Bison runner wrote:
Personally, I see merit to what everyone is saying here. Maybe do the long runs every other week, and always take the next day off so the body has 48 hours to recover. They do a lot of damage. Also, easy runs should be 7:00+ pace, even for elite athletes.
In other words, go hard Tues & Thurs for two workouts per week and do the long run on Saturday, progressive depending on how you feel. All other runs easy, recovery pace and Sunday off. This way, you effectively get three “harder” workouts per week and great aerobic stimulus without totally overtaxing the body.

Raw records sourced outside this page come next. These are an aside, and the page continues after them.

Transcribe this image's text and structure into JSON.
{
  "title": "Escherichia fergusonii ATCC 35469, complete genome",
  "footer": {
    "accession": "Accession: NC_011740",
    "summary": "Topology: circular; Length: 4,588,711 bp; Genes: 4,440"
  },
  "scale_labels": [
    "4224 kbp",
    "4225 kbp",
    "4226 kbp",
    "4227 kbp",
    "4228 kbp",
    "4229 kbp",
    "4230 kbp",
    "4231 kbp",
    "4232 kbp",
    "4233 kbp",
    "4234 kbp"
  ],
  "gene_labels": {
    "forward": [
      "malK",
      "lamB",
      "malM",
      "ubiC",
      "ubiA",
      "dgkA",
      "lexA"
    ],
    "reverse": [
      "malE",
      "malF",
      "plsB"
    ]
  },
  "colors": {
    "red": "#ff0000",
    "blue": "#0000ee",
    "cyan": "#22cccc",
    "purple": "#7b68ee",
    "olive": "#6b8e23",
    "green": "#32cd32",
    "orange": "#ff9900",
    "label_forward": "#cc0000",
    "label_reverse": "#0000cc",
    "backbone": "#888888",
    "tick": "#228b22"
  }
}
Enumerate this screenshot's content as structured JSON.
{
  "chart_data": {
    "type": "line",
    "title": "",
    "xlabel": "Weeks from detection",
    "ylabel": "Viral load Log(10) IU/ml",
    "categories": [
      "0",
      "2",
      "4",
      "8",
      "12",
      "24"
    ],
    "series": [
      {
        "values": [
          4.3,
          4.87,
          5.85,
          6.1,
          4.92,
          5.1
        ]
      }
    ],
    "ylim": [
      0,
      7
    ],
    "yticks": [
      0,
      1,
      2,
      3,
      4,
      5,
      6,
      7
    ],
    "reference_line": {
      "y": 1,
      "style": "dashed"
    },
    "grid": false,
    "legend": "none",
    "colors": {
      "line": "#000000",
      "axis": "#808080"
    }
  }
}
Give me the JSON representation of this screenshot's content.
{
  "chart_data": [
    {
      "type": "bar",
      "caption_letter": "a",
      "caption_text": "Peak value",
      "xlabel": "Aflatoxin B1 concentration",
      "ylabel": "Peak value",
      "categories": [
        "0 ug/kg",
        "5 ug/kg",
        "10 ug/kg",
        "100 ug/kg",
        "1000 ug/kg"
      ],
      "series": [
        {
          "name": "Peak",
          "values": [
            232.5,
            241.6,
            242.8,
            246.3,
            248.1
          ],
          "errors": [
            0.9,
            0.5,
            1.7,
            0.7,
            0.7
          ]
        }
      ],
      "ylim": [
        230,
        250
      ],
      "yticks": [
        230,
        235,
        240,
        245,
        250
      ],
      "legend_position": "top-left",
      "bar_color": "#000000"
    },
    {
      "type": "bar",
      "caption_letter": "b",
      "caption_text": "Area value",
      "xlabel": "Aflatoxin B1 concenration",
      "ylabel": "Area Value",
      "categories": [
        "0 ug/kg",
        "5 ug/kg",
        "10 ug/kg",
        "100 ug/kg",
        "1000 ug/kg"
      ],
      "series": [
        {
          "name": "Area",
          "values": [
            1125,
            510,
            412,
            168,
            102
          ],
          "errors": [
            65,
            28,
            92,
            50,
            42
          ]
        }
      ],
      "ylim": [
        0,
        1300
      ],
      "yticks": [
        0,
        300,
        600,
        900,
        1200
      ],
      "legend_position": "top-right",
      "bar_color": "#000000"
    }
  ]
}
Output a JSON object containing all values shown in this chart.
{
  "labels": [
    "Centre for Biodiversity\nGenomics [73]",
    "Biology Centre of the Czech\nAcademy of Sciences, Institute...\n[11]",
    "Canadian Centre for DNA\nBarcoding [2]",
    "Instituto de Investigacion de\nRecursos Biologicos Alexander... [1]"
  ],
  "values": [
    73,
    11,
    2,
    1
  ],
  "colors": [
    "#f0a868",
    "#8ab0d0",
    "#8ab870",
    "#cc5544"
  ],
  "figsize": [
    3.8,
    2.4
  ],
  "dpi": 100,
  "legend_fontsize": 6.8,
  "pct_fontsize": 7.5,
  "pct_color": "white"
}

The thing is it's always a trade-off.
For elite runners, take a look at for example the Ingebrigtsens-
in a standard build-up week, they got 2 BIG threshold days/week, AND a speed/leg strength day with 10x200 hills in each week. Do you really think they could handle a fast long run or fast finish long run on top of that? And even if you think they could, do you think they could still handle the same paces on the threshold days and hills? And even if they could do that, do you think they could actually recover from doing all these 4 things in a week? And even if they could do that, do you think they could do this for an entire 3-4 month build-up phase block? And even if they could do that, do you think they could do that for 10 years, staying injury free week after week and improve consistently?
It's always a TRADE-OFF. Fast long runs, like Canova prescribes in his marathon runs, are no joke efforts. They are serious efforts, taxing mentally, metabolically and physiologically (in terms of damage to bones, muscles, joints, tendons, ligaments, etc.). Doing them almost always means you need to cut back on the real, fitness-building workouts at threshold or race-specific paces or it's a recipe for disaster to just add them on top of everything else.
And for recreational runners - 3 big efforts/week is almost always more than they should be doing, improvements in fitness can only take place if recovery keeps up with the stimulus and for most that simply won't be the case with 2 serious, hard workouts AND a fast, taxing long run on top of it. And the argument - just take the next day off - is that ideal training? To run so hard that everything hurts the next day and training time needs to be taken off? Maybe it's better to run it easy, even use it to recover from the real fitness-building threshold workouts and then go again strong the next day.